On TAT’s board of directors were twenty- one distinguished business leaders, including PRR Vice President in Charge of Traffic Julien L. Eysmans and PRR Chief of Transportation Daniel M. Sheaffer, the author of the 1927 memo detailing the Lindbergh Special. Also on the board was Harold Bixby.
Serving, with generous remuneration, as chairman of the TAT Technical Committee, Lindbergh continued his unique relationship with the Pennsylvania Railroad. He was involved in charting routes, reviewing hiring, and providing advice and public appearances. He was also Consulting Aeronautical Engineer to the Pennsylvania Railroad. Another person on the committee was Lieutenant C. S. “Casey” Jones, by now having left his stunt flying behind to concentrate on the business aspects of air travel.
In a sixteen-page pamphlet issued in December 1928, President Atterbury observed that his first impression of the need for commercial air passenger service had been when he was serving in France as director general of transportation of the American Expeditionary Forces. Seeking to base this bold new move on Pennsy tradition, Atterbury quoted George B. Roberts, who had been president of the Pennsy from 1880 to 1897: “The moment that this Company forgets that its duty is to be at the head of the list of carrying companies of the United States and ceases to have the ambition to become the first in the world, that moment do I wish to pass from its management.”
Atterbury went on to describe the new service that TAT would offer. Travelers would leave New York City at night aboard a Pennsy Pullman car on The Airway Limited to Columbus, Ohio, avoiding the difficult air crossing of the Alleghenies. At Columbus they would board a waiting Ford trimotor and fly to Waynoka, Oklahoma, then take a second night train ride, on the Atchison, Topeka & Santa Fe, to Clovis, New Mexico. The last daylight leg was a plane to the West Coast. The entire trip took forty-eight hours.

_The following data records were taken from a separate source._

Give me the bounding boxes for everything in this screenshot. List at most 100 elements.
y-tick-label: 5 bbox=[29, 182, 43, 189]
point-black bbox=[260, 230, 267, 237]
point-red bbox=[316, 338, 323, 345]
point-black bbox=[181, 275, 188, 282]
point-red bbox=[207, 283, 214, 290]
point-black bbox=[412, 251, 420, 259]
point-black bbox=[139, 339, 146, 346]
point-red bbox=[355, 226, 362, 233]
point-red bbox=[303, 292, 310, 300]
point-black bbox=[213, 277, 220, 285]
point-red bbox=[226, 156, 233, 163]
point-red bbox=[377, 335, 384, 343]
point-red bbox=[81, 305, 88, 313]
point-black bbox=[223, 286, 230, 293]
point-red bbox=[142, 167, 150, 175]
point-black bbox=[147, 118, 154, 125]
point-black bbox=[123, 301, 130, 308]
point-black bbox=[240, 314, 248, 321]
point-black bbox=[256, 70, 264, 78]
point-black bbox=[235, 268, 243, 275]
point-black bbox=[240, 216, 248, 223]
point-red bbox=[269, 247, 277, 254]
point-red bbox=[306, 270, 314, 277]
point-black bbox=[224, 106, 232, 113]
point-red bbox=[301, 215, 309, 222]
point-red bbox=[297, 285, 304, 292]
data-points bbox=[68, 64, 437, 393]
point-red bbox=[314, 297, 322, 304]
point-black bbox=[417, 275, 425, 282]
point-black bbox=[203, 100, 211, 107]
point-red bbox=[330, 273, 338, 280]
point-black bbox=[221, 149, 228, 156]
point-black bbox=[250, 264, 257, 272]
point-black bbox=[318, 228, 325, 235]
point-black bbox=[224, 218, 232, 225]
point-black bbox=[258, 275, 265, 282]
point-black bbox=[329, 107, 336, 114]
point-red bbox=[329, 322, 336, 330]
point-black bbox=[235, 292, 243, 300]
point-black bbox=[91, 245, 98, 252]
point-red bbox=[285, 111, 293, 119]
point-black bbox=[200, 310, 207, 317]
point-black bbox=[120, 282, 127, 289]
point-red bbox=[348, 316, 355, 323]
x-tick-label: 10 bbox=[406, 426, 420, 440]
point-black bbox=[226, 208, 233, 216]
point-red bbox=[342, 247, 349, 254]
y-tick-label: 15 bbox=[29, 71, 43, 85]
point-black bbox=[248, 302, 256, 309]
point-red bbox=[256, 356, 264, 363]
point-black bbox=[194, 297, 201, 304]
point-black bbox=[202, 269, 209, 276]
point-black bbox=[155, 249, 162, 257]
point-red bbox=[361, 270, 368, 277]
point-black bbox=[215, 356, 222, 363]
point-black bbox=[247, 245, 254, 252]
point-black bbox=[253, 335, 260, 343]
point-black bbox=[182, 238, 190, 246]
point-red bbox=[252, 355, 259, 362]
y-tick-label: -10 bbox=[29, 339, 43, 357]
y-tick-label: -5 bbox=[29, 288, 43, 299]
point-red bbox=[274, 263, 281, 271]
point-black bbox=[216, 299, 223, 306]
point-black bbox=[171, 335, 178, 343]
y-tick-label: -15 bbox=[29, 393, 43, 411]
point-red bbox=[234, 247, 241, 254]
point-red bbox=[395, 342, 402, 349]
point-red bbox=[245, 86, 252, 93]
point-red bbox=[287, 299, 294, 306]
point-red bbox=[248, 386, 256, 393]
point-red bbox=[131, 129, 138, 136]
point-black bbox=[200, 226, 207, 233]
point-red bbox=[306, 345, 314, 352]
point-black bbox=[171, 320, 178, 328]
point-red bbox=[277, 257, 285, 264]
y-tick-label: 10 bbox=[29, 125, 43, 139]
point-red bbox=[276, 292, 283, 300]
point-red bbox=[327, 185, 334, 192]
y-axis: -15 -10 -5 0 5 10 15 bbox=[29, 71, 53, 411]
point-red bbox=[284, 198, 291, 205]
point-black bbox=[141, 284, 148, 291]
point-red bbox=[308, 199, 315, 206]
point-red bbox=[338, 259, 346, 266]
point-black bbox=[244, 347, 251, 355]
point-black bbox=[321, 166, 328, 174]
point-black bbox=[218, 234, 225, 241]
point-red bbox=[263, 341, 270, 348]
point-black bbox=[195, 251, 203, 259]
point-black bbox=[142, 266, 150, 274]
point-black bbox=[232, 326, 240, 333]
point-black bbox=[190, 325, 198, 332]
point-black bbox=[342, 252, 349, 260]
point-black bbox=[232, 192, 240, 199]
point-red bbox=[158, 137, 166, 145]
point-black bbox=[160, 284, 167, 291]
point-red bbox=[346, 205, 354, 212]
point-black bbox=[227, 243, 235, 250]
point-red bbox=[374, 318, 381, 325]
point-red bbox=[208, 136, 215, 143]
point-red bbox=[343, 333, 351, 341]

The first trip left Pennsylvania Station in New York City on July 7, 1929, with Lindbergh pushing a button on the West Coast, causing a signal to light in Penn Station, whereupon the conductor gave the highball. (A similar air-rail venture launched by the New York Central at that time was eclipsed by the Lindbergh connection—the price of that road’s earlier rejection of Bixby.)
Early the next morning, actress Mary Pickford christened the trimotor City of Los Angeles, and Lindbergh then piloted it on the first airborne leg east to Winslow, Arizona. Lindbergh was working with the railroads, but he was clearly an air man. (Visitors to the Smithsonian’s Air and Space Museum today can see a similar trimotor and below it a photograph of Lindbergh in the pilot’s seat of the City of Los Angeles, taking off that morning.)
Initially, bad weather often grounded the planes, resulting in TAT travelers having to ride most of the way by train. Pilots from other lines derisively began referring to TAT as “Take A Train.” With the crash of 1929 coming only a few months after TAT’s inauguration, its ridership sagged, and it lost $2.7 million in eighteen months.